Metoclopramid – Über Ihr Arzneimittel (de-DE)

Metoclopramid ist ein Arzneimittel, das vor allem bei Übelkeit und Erbrechen sowie bei bestimmten Beschwerden im Magen-Darm-Trakt eingesetzt wird. Es wirkt sowohl auf das Gehirn (gegen Übelkeit) als auch auf die Beweglichkeit des Magens und des oberen Dünndarms.

Hinweis: Diese Produktbeschreibung dient der allgemeinen Information. Lesen Sie bitte auch die Packungsbeilage Ihres konkreten Präparats und fragen Sie bei Unsicherheiten Ihre Ärztin/Ihren Arzt oder Apotheke.

Grundinformationen

Aspekt Beschreibung
Wirkstoff Metoclopramid
Arzneimittelgruppe Antiemetikum / Prokinetikum (gegen Übelkeit und fördert die Magenentleerung)
Formen (je nach Hersteller) Tabletten, Lösung zum Einnehmen, Schmelztabletten, Tropfen, Injektionslösung (je nach Präparat)
Typische Anwendung Übelkeit/Erbrechen, Beschwerden bei gestörter Magenentleerung
Wichtige Besonderheit Wegen möglicher Nebenwirkungen auf das zentrale Nervensystem ist Metoclopramid in der Regel nur zeitlich begrenzt sinnvoll

Wie wirkt Metoclopramid? (Wirkmechanismus)

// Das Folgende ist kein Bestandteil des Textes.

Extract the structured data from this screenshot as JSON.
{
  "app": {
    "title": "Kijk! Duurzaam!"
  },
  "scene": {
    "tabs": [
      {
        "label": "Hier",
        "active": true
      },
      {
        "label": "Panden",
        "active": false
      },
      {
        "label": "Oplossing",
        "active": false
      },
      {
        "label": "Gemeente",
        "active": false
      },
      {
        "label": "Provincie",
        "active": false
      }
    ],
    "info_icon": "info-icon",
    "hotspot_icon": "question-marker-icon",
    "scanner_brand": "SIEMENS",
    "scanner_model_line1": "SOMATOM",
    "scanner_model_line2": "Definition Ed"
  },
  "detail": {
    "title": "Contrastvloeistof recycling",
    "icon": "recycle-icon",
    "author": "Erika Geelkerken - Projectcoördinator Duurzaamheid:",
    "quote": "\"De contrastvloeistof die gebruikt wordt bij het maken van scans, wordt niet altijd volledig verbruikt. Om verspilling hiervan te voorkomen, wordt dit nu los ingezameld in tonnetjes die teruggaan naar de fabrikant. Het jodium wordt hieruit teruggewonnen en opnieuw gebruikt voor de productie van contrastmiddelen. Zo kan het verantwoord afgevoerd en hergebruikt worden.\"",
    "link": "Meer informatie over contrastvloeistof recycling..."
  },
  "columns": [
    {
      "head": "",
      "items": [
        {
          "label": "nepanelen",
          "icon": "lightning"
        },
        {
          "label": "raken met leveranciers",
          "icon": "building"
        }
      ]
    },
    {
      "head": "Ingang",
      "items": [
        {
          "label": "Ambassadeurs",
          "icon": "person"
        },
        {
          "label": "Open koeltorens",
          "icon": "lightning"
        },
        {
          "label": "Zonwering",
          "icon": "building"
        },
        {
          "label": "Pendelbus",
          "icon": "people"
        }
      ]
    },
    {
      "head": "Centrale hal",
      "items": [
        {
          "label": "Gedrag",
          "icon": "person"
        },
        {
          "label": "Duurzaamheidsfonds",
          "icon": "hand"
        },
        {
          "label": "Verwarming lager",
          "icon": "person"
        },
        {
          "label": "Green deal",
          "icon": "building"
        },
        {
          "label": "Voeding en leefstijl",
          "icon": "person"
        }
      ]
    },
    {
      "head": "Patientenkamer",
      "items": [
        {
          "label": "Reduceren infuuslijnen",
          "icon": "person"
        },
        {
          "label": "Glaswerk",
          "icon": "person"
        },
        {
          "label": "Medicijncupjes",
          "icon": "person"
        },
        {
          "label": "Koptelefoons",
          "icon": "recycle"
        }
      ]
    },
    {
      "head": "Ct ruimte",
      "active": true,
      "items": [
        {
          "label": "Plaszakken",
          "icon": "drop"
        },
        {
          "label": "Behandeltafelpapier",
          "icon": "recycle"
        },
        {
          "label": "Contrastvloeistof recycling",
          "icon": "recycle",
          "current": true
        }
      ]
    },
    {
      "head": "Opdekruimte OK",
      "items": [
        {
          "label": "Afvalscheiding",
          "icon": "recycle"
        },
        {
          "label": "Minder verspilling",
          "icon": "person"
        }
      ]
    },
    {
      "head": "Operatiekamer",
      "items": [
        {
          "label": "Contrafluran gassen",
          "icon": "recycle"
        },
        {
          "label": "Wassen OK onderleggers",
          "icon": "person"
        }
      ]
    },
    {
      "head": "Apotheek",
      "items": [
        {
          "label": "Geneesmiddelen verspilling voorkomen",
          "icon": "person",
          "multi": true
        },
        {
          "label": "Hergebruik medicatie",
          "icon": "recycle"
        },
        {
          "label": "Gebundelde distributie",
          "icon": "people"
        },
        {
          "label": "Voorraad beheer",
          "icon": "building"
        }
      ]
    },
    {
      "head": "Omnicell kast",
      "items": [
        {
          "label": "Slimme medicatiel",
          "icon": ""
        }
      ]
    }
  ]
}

Metoclopramid beeinflusst zwei zentrale Bereiche:

  • Antiemetische Wirkung (gegen Übelkeit/Erbrechen): Metoclopramid blockiert bestimmte Dopamin-Rezeptoren (v. a. D2-Rezeptoren) im zentralen Nervensystem. Dadurch werden Übelkeits- und Erbrechen-Signale abgeschwächt.
  • Prokinetische Wirkung (Magen-Darm-Beweglichkeit): Es fördert die geregelte Magenentleerung und die Durchbewegung im oberen Magen-Darm-Trakt. Dadurch kann sich ein „Völlegefühl“, Übelkeit durch verspätete Magenentleerung oder ein Druck im Oberbauch bessern.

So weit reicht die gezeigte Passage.